Os Memoráveis - Lídia Jorge - Opinião

 

Muitas vezes digo que há livros que me deixam sem palavras. Mas depois, mal ou bem, escrevo sempre alguma coisa sobre o que li.

Desta vez há o receio de não estar mesmo nada à altura (ainda mais do que das outras vezes), e a reverência perante uma escritora brilhante, que me boqueia a mão e tolda o pensamento.

Quarenta anos depois dessa grande aventura que aconteceu antes da minha chegada, mas da qual ouvi tanto nas palavras do meu pai ao longo de toda a minha vida, tive o prazer imenso de ler um livro sobre aqueles que deram tudo de si pelo colectivo, para devolver a Liberdade ao nosso país.

Talvez temendo o fracasso mas mesmo assim avançando, apesar dos riscos, que seja devolvida a glória aos Capitães que, num dia pacífico e colorido com flores, nos abriram uma porta para podermos pensar, falar e agir sem medo.

Discutível é se temos feito, como povo, por merecer essa honra, mas que seja atribuída a todos o distinto lugar nas nossas memórias.

Eles são “Os Memoráveis”. Os portugueses de Abril.

“Eu próprio não lucrei nada.
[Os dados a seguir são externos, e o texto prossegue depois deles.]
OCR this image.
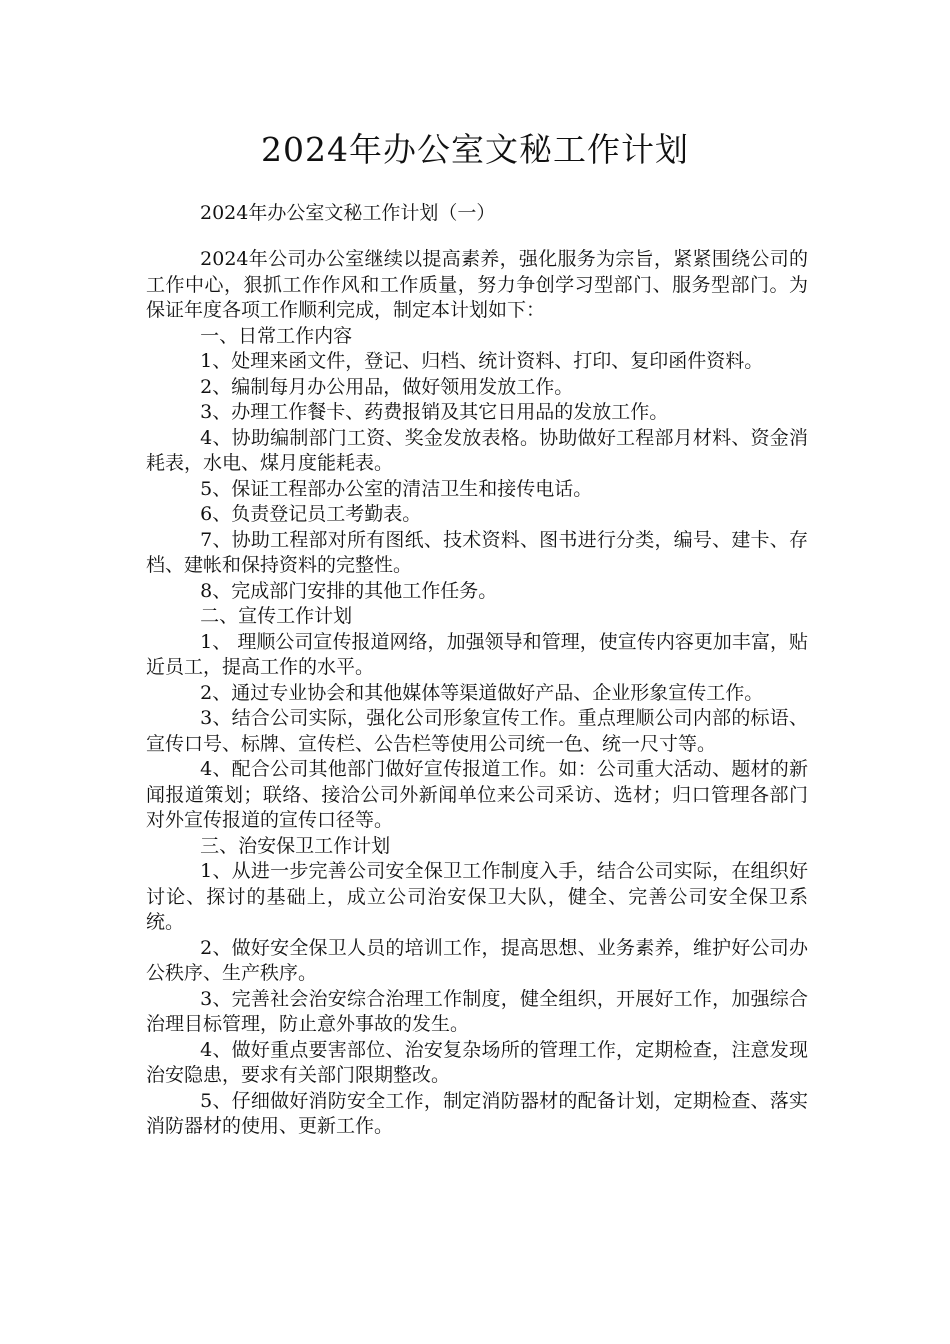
2024年办公室文秘工作计划
2024年办公室文秘工作计划（一）

2024年公司办公室继续以提高素养，强化服务为宗旨，紧紧围绕公司的工作中心，狠抓工作作风和工作质量，努力争创学习型部门、服务型部门。为保证年度各项工作顺利完成，制定本计划如下：

一、日常工作内容

1、处理来函文件，登记、归档、统计资料、打印、复印函件资料。

2、编制每月办公用品，做好领用发放工作。

3、办理工作餐卡、药费报销及其它日用品的发放工作。

4、协助编制部门工资、奖金发放表格。协助做好工程部月材料、资金消耗表，水电、煤月度能耗表。

5、保证工程部办公室的清洁卫生和接传电话。

6、负责登记员工考勤表。

7、协助工程部对所有图纸、技术资料、图书进行分类，编号、建卡、存档、建帐和保持资料的完整性。

8、完成部门安排的其他工作任务。

二、宣传工作计划

1、 理顺公司宣传报道网络，加强领导和管理，使宣传内容更加丰富，贴近员工，提高工作的水平。

2、通过专业协会和其他媒体等渠道做好产品、企业形象宣传工作。

3、结合公司实际，强化公司形象宣传工作。重点理顺公司内部的标语、宣传口号、标牌、宣传栏、公告栏等使用公司统一色、统一尺寸等。

4、配合公司其他部门做好宣传报道工作。如：公司重大活动、题材的新闻报道策划；联络、接洽公司外新闻单位来公司采访、选材；归口管理各部门对外宣传报道的宣传口径等。

三、治安保卫工作计划

1、从进一步完善公司安全保卫工作制度入手，结合公司实际，在组织好讨论、探讨的基础上，成立公司治安保卫大队，健全、完善公司安全保卫系统。

2、做好安全保卫人员的培训工作，提高思想、业务素养，维护好公司办公秩序、生产秩序。

3、完善社会治安综合治理工作制度，健全组织，开展好工作，加强综合治理目标管理，防止意外事故的发生。

4、做好重点要害部位、治安复杂场所的管理工作，定期检查，注意发现治安隐患，要求有关部门限期整改。

5、仔细做好消防安全工作，制定消防器材的配备计划，定期检查、落实消防器材的使用、更新工作。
Eu sou um transformador, e o verdadeiro transformador nunca lucra, luta para dar lucro aos outros, se possível para dar lucro a todos. Só nessa medida eu lucrei. Olhai. Lucrei porque sou um entre milhares, dez milhões e tal, que melhoraram as suas vidas passando a viver em liberdade.” (Pág. 103)

Sinopse

“Em 2004, Ana Maria Machado, repórter portuguesa em Washington, é convidada a fazer um documentário sobre a Revolução de 1974, considerada pelo embaixador americano à época em Lisboa como um raro momento da História. Aceitado o trabalho, regressa, contrata dois antigos colegas, e os três jovens visitam e entrevistam vários intervenientes e testemunhas do golpe de Estado, revisitando os mitos da Revolução. Um percurso que permite surpreender o efeito da passagem do tempo não só sobre esses "heróis", como também sobre a sociedade portuguesa, na sua grandeza e nas suas misérias.
Transfiguradas, como se fossem figuras sobreviventes de um tempo já inalcançável, as personagens de Os Memoráveis tentam recriar o que foi a ilusão revolucionária, a desilusão de muitos dos participantes e o árduo caminho para uma Democracia.
Paralela a esta acção decorre uma outra, pessoal e íntima: a história do pai da protagonista, António Machado, que retrata em privado o destino que se abate sobre todos os outros. Todos vivem na Democracia, uma espécie de lugar de exílio. Mas um dia, todas as misérias serão esquecidas, quando se relatar o tempo dos memoráveis.”

D. Quixote, 2014

Janeiro 13, 2014

A Noite das Mulheres Cantoras - Lídia Jorge - Opinião

 

Depois de várias tentativas de ler “A Costa dos Murmúrios”, não sei explicar porquê nunca avancei na leitura, finalmente li um livro de Lídia Jorge e pude encantar-me com a sua escrita.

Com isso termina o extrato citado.